What do I mean by ‘too long’?
Of course, most business owners probably created their business because they had some expertise in whatever it was, some pleasure in doing it, some experience of the ‘front line’. What I mean by ‘too long’ is not that they shouldn’t have been doing these things at all, of course not: I mean too long in relation to the other functions above. So, for example, a furniture designer might be spending most of his day on the factory floor trying to get the furniture built on time, to the neglect of other duties. (He was — that’s an actual example.)
For writers — and this is where you might hear a howl of protest from within yourself, but hear me out — the parallel was spending too long writing in relation to the above other functions. I’ll wait a moment for your heart rate to go down. You’re probably thinking ‘How can he say that? I barely get enough time to write as it is!’ But don’t misunderstand me — I mean exactly what I just said: ‘too long in relation to the above other functions.’ If the above other functions had an appropriate amount of time spent on them, the writer would begin to feel the effects on his or her actual writing.
For example, time spent on planning — not necessarily on plot planning, but on planning out one’s time and use of resources — can result in vastly increased production when it comes to actual writing; time spent on market research can save valuable hours and loads of frustration when it comes to getting readers; a few hours spent on finances can remove bucketloads of stress; time invested into editing can create a higher quality product, which yields further benefits, and so on.
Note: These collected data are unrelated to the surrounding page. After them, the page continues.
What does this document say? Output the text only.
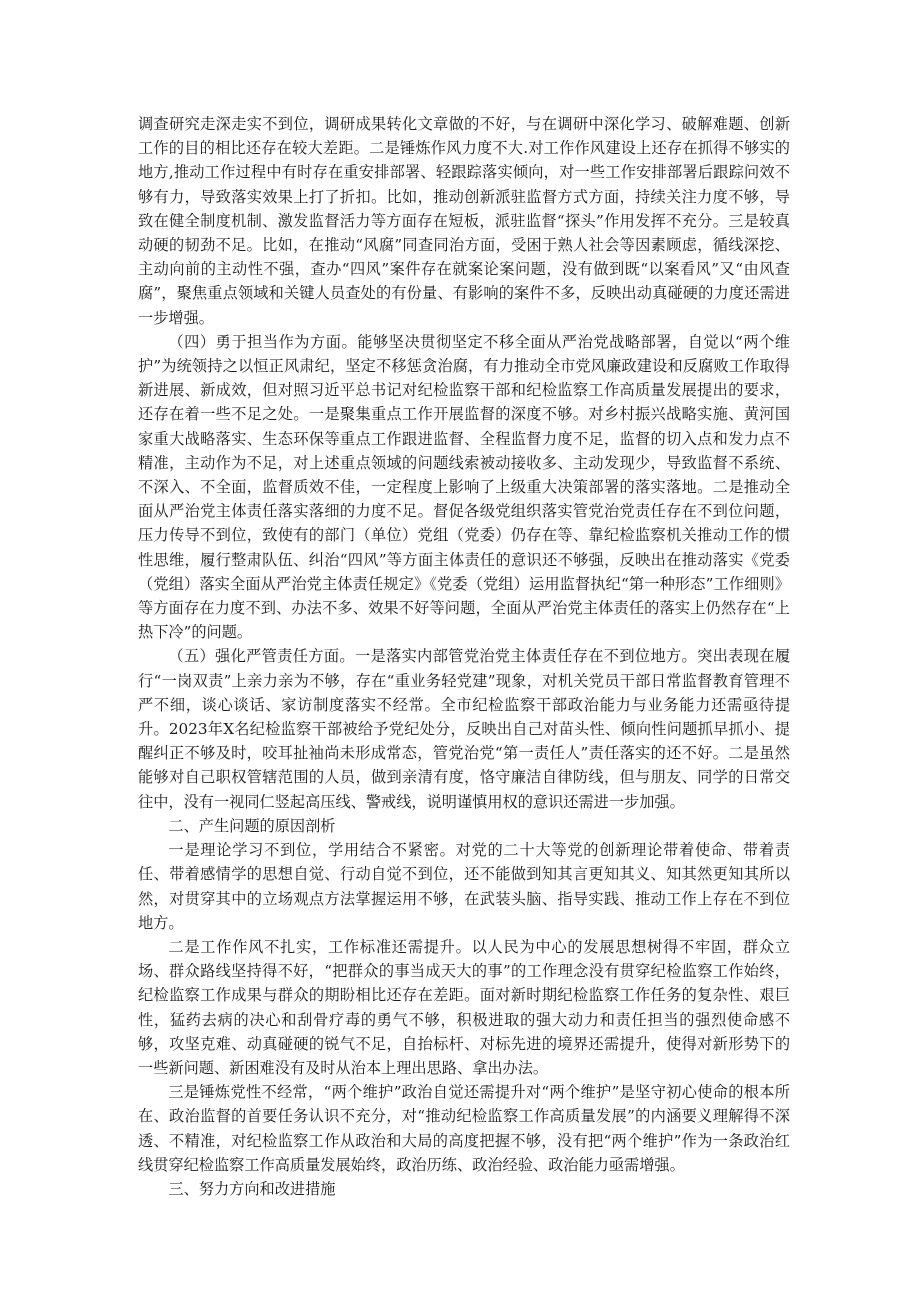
调查研究走深走实不到位，调研成果转化文章做的不好，与在调研中深化学习、破解难题、创新工作的目的相比还存在较大差距。二是锤炼作风力度不大.对工作作风建设上还存在抓得不够实的地方,推动工作过程中有时存在重安排部署、轻跟踪落实倾向，对一些工作安排部署后跟踪问效不够有力，导致落实效果上打了折扣。比如，推动创新派驻监督方式方面，持续关注力度不够，导致在健全制度机制、激发监督活力等方面存在短板，派驻监督“探头”作用发挥不充分。三是较真动硬的韧劲不足。比如，在推动“风腐”同查同治方面，受困于熟人社会等因素顾虑，循线深挖、主动向前的主动性不强，查办“四风”案件存在就案论案问题，没有做到既“以案看风”又“由风查腐”，聚焦重点领域和关键人员查处的有份量、有影响的案件不多，反映出动真碰硬的力度还需进一步增强。

（四）勇于担当作为方面。能够坚决贯彻坚定不移全面从严治党战略部署，自觉以“两个维护”为统领持之以恒正风肃纪，坚定不移惩贪治腐，有力推动全市党风廉政建设和反腐败工作取得新进展、新成效，但对照习近平总书记对纪检监察干部和纪检监察工作高质量发展提出的要求，还存在着一些不足之处。一是聚集重点工作开展监督的深度不够。对乡村振兴战略实施、黄河国家重大战略落实、生态环保等重点工作跟进监督、全程监督力度不足，监督的切入点和发力点不精准，主动作为不足，对上述重点领域的问题线索被动接收多、主动发现少，导致监督不系统、不深入、不全面，监督质效不佳，一定程度上影响了上级重大决策部署的落实落地。二是推动全面从严治党主体责任落实落细的力度不足。督促各级党组织落实管党治党责任存在不到位问题，压力传导不到位，致使有的部门（单位）党组（党委）仍存在等、靠纪检监察机关推动工作的惯性思维，履行整肃队伍、纠治“四风”等方面主体责任的意识还不够强，反映出在推动落实《党委（党组）落实全面从严治党主体责任规定》《党委（党组）运用监督执纪“第一种形态”工作细则》等方面存在力度不到、办法不多、效果不好等问题，全面从严治党主体责任的落实上仍然存在“上热下冷”的问题。

（五）强化严管责任方面。一是落实内部管党治党主体责任存在不到位地方。突出表现在履行“一岗双责”上亲力亲为不够，存在“重业务轻党建”现象，对机关党员干部日常监督教育管理不严不细，谈心谈话、家访制度落实不经常。全市纪检监察干部政治能力与业务能力还需亟待提升。2023年X名纪检监察干部被给予党纪处分，反映出自己对苗头性、倾向性问题抓早抓小、提醒纠正不够及时，咬耳扯袖尚未形成常态，管党治党“第一责任人”责任落实的还不好。二是虽然能够对自己职权管辖范围的人员，做到亲清有度，恪守廉洁自律防线，但与朋友、同学的日常交往中，没有一视同仁竖起高压线、警戒线，说明谨慎用权的意识还需进一步加强。

二、产生问题的原因剖析

一是理论学习不到位，学用结合不紧密。对党的二十大等党的创新理论带着使命、带着责任、带着感情学的思想自觉、行动自觉不到位，还不能做到知其言更知其义、知其然更知其所以然，对贯穿其中的立场观点方法掌握运用不够，在武装头脑、指导实践、推动工作上存在不到位地方。

二是工作作风不扎实，工作标准还需提升。以人民为中心的发展思想树得不牢固，群众立场、群众路线坚持得不好，“把群众的事当成天大的事”的工作理念没有贯穿纪检监察工作始终，纪检监察工作成果与群众的期盼相比还存在差距。面对新时期纪检监察工作任务的复杂性、艰巨性，猛药去病的决心和刮骨疗毒的勇气不够，积极进取的强大动力和责任担当的强烈使命感不够，攻坚克难、动真碰硬的锐气不足，自抬标杆、对标先进的境界还需提升，使得对新形势下的一些新问题、新困难没有及时从治本上理出思路、拿出办法。

三是锤炼党性不经常，“两个维护”政治自觉还需提升对“两个维护”是坚守初心使命的根本所在、政治监督的首要任务认识不充分，对“推动纪检监察工作高质量发展”的内涵要义理解得不深透、不精准，对纪检监察工作从政治和大局的高度把握不够，没有把“两个维护”作为一条政治红线贯穿纪检监察工作高质量发展始终，政治历练、政治经验、政治能力亟需增强。

三、努力方向和改进措施
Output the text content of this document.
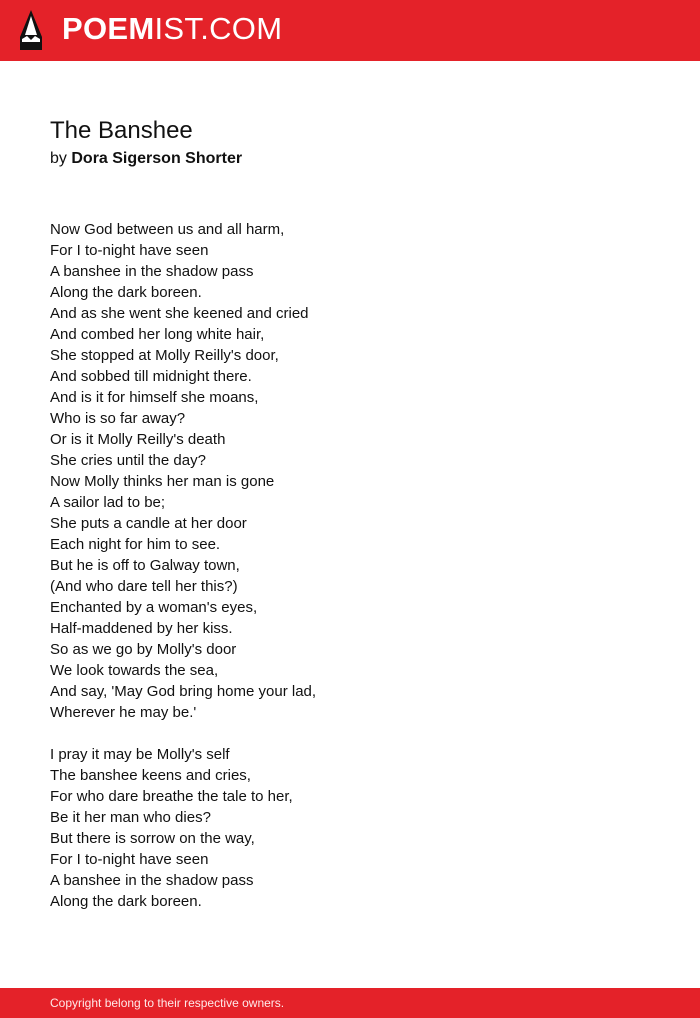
POEMIST.COM
The Banshee
by Dora Sigerson Shorter
Now God between us and all harm,
For I to-night have seen
A banshee in the shadow pass
Along the dark boreen.
And as she went she keened and cried
And combed her long white hair,
She stopped at Molly Reilly's door,
And sobbed till midnight there.
And is it for himself she moans,
Who is so far away?
Or is it Molly Reilly's death
She cries until the day?
Now Molly thinks her man is gone
A sailor lad to be;
She puts a candle at her door
Each night for him to see.
But he is off to Galway town,
(And who dare tell her this?)
Enchanted by a woman's eyes,
Half-maddened by her kiss.
So as we go by Molly's door
We look towards the sea,
And say, 'May God bring home your lad,
Wherever he may be.'
I pray it may be Molly's self
The banshee keens and cries,
For who dare breathe the tale to her,
Be it her man who dies?
But there is sorrow on the way,
For I to-night have seen
A banshee in the shadow pass
Along the dark boreen.
Copyright belong to their respective owners.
The trick is to see the above diagram as a piano keyboard and to learn to play tunes on it. You probably wouldn’t consider it very musical for someone to bang on and on using only the same middle portion of a keyboard, would you? Not many harmonies are created that way. By stretching to include other parts of the operation, one finds that the whole becomes more productive and melodic.
There’s a lot more to this, coming soon. But for now, take a look at your own 'keyboard' -- are you spending too long on just one section of it? Would it help to take one hour -- just one hour -- and use it to plan ahead in some way?